Correction to: Nature Communications https://doi.org/10.1038/s41467-020-17280-8, published online 15 July 2020.

The original Article did not reference our previous study1, which also presents a clinical prediction model for COVID-19 mortality/critical illness risk. We wish to clarify the similarities and differences between the two studies in terms of cohort populations, methodology and clinical use.

By using the COVID-gram, we can predict the probability of a patient to develop critical illness or death based on the risk score that integrates chest radiographic abnormality, age, hemoptysis, dyspnea, unconsciousness, number of comorbidities, cancer history, neutrophil-to-lymphocyte ratio, lactate dehydrogenase and direct bilirubin. This model was based on a traditional logistic model to predict whether or not a patient will develop into critical illness during the hospital stay.

However, in the real practice, knowing the speed at which the patient will develop critical illness will also influence decision-making regarding treatment. Thus, after finishing the COVID-gram model, we further requested the time information from the data center at China National Health Commission to establish a time-dependent model based on Cox regression. During model selection, we found that deep-learning methods outperformed a traditional linear Cox model. Thus, in our article, we established the deep-learning model to predict critical illness or death at different time points (i.e. 5 days, 10 days, 30 days etc.). In this model, the panel of independent prognostic factors also differs from those used for COVID-gram and includes X-ray abnormalities, age, dyspnea, COPD (chronic obstructive pulmonary disease), number of comorbidities, cancer history, neutrophil/lymphocytes ratio, lactate dehydrogenase, direct bilirubin and creatine kinase. In addition, based on the unique advantages of deep-learning methods through which inherent data relationship can be modelled, we proposed a new imputation scheme to handle missing data automatically, making prediction more widely available in different areas and more robust for errors in data acquisition.

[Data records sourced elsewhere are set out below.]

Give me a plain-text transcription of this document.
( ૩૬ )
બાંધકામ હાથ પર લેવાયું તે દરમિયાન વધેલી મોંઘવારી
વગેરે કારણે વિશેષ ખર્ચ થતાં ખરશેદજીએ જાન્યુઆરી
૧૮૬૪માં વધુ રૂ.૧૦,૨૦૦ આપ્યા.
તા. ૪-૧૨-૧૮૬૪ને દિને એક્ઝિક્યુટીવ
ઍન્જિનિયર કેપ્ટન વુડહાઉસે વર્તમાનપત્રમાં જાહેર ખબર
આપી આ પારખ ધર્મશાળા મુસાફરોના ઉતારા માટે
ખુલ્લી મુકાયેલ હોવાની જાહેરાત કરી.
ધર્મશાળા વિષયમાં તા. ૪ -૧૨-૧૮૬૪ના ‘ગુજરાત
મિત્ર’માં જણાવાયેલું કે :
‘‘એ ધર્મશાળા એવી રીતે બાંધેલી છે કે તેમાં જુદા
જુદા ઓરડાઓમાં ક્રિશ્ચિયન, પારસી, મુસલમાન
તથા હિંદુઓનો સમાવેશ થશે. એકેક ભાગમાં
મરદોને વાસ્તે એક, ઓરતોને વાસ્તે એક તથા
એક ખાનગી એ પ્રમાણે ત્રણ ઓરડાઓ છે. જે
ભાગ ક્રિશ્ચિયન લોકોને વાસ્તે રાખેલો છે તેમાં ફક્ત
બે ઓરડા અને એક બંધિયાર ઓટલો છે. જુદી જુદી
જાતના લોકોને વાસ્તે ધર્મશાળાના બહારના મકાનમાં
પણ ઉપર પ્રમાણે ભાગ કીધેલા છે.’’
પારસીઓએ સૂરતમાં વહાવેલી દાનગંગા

We used a growing dataset managed by the China National Health Commission to build the two models. Both prediction models shared the same dataset for model establishment, which contained 1590 cases from 31 provincial administrative regions across China as of January 31, 2020. For external validation of the COVID-gram, we used 381 cases from Hubei multiple centers until Jan 31, 79 cases from Jinyintan Hopital, Hankou Hospital, Wuhan Union Hospital (Wuhan cohort), 191 cases from Daye Hospital and 73 cases from Foshan Hospital until Feb 28, which did not overlap with the cases from the training cohort. However, in the new investigation for the deep-learning model, in addition to the previous validation dataset (710 cases in total), we collected an updated cohort including previously missing cases from Jinyintan Hopital, Wuhan Union Hospital and especially Hankou Hospital until Feb 28 (n = 910; the 79 cases in the previous Wuhan cohort were also included), to generate a new external validation cohort with 1393 cases in total. For the new Wuhan cohort, we added variables not only at hospital admission but also after hospital admission with monitoring data (3–5 time points for each new collected case), and used this data for further tracking and validation. Based on this, we proposed a risk-monitoring model using monitoring data after hospital admission. Furthermore, the external validation cohort was almost doubled in the deep-learning-model paper (increased from 710 to 1393). The deep-learning model showed good performance on the additional validation sets. Collectively, we suggest that users can preferably use the deep-learning model whenever possible, to predict whether a patient will develop critical illness or death at different time points.